Another way that a property owner may be liable for a San Diego slip and fall accident is on the basis that a person slipped on a surface, such as cement, that was insufficiently textured. For the purpose of discussing liability in a slip and fall accidents, there are really two major categories of accidents. There are those falls that result from a dangerous condition that existed for a long period of time, and there are falls that resulted from a dangerous condition that arose shortly before the accident. For conditions that arose long before the fall, it is easier to prove that the property owner knew about the dangerous condition.

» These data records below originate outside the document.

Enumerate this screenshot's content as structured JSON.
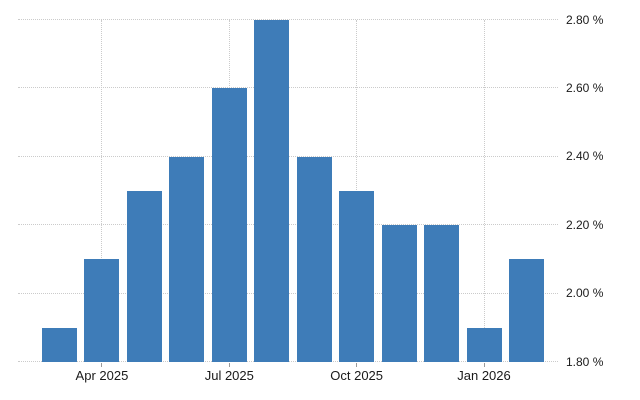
{
  "chart_data": {
    "type": "bar",
    "title": "",
    "values": [
      1.9,
      2.1,
      2.3,
      2.4,
      2.6,
      2.8,
      2.4,
      2.3,
      2.2,
      2.2,
      1.9,
      2.1
    ],
    "bar_count": 12,
    "unit": "%",
    "x_tick_labels": [
      {
        "bar_index": 1,
        "label": "Apr 2025"
      },
      {
        "bar_index": 4,
        "label": "Jul 2025"
      },
      {
        "bar_index": 7,
        "label": "Oct 2025"
      },
      {
        "bar_index": 10,
        "label": "Jan 2026"
      }
    ],
    "y_axis": {
      "side": "right",
      "min": 1.8,
      "max": 2.8,
      "tick_values": [
        2.8,
        2.6,
        2.4,
        2.2,
        2.0,
        1.8
      ],
      "tick_labels": [
        "2.80 %",
        "2.60 %",
        "2.40 %",
        "2.20 %",
        "2.00 %",
        "1.80 %"
      ]
    },
    "grid": {
      "horizontal": true,
      "vertical_at_x_ticks": true,
      "style": "dotted"
    },
    "legend": {
      "visible": false
    },
    "colors": {
      "bar": "#3e7cb8",
      "grid": "#cbcbcb",
      "tick": "#9a9a9a",
      "label": "#1a1a1a",
      "background": "#ffffff"
    }
  }
}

To use our example above, it is relatively easy to prove that a property owner knew what kind of cement surface was installed in its parking lot advised a injury lawyer San Diego.

However, it is more difficult to prove that a property owner knew that a customer had spilled a liquid on the floor of their business. If an employee of the store is the person who spilled a liquid on the floor, then that situation is more akin to a long-standing condition, because the knowledge of an employee is imputed to the company. Since companies are not people, capable of having knowledge, the knowledge of the company for legal purposes is to include the sum of the knowledge of the employees of the company. If you feel you have a case like this, contact us to speak with a personal injury lawyer on our San Diego law team.

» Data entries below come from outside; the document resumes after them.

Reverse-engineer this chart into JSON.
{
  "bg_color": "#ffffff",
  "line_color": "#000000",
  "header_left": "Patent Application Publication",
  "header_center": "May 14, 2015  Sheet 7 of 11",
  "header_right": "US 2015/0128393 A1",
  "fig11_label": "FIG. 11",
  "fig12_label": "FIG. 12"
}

Consult with a San Diego Slip and Fall Injury Attorney Now

Going back to a slip and fall accident in which a customer, as opposed to an employee, spilled the liquid on the floor, there are ways to prove that the property owner knew of the dangerous condition. For example, if the liquid had been on the floor for some time, this could create an inference that the property owner was aware of the dangerous condition. If another customer had complained about the presence of the liquid before the slip and fall, that would also create an inference that the company knew about the dangerous condition. Another way to prove that the company was aware of liquid on the floor would be to show that the company had a policy of having its employees check for possible spills on a set schedule.

As mentioned above, there are also dangerous conditions that can exist for a long period of time. For example, if a city fails to repair a sidewalk that is hazardous, and fails to do so for a long period of time, that might create an inference that the city knew that the sidewalk was in a hazardous condition. It is comparatively rare that a hazardous condition on a sidewalk would come into existence overnight.

Another type of dangerous condition that might create an inference of knowledge on the part of a property owner would be poor lighting conditions. It is one thing if a light bulb happens to go out and a person is injured on the same day that the bulb goes out. It is quite another thing if a light bulb has been out for months, or if a property owner fails to install adequate lighting in the first place. This may raise more questions than it answers because the question becomes: what is proper lighting? Luckily, the law provides a mechanism for the trier of fact (in most cases the jury) to resolve this type of question. The question is whether or not the property owner, or other person being sued, acted reasonably. That is, like many statements and summaries of the law, an oversimplification. To elaborate a bit further, the question is whether the party alleged to have caused the injury acted as an ordinary prudent person would have acted under the same circumstances. If the plaintiff can show that the defendant failed to take the same precautions that an ordinary prudent person would under the same circumstances, then the plaintiff has gone a long way toward establishing liability and being compensated for the harm suffered. For information on car accidents, contact our car accident lawyer San Diego.